For Burkina Faso coach Paul Put, who finds his team in the semifinal of the African Nations Cup against Ghana today, it was no great surprise that Europol should find evidence of
game-fixing in as many as 380 games across Europe. Put is one of the few coaches to return to the game after having been banned for match-fixing. He served a three-year ban after being found guilty of
fixing two games in 2005 as coach of Belgian club Lierse.
"Match-fixing has always existed insoccer," Put says. "If you look at cycling, at Lance Armstrong, it's always him
who is pointed at but everybody was taking drugs. It's not that I've been doing match-fixing, not at all, but it has been declared in the media like this.” Put insists that like Armstrong, he
has been branded a scapegoat. “You have to see what's going on in soccer,” he added. “There are a lot of big international players who are involved in match-fixing.”

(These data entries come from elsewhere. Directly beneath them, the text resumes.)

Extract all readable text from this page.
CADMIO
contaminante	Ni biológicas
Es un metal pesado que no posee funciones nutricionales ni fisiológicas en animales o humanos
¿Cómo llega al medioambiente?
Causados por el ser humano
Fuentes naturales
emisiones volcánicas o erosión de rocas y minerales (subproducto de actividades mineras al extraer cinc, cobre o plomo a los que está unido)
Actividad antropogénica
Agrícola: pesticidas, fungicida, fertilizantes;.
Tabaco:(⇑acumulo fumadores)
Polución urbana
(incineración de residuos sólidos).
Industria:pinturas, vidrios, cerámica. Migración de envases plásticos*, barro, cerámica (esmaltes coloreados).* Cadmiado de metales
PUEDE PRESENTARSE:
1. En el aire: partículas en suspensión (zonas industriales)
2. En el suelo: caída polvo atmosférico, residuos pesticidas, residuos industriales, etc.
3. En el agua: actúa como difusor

In Put’s case, more than 40 people have been charged as part of a game-fixing ring organized by the Chinese businessman Ye Zheyun, but only one, Put himself, was suspended by
the Belgian soccer federation ahead of the criminal trial, which might not come to court for another two years. "You know there are more than 40 people,” he said, adding that he felt threatened
at the time: “The whole of Belgian soccer was sick … I was threatened by the mafia. My child was not safe. They threatened me with weapons and things like that. It's not nice to talk
about these things but this is the reality."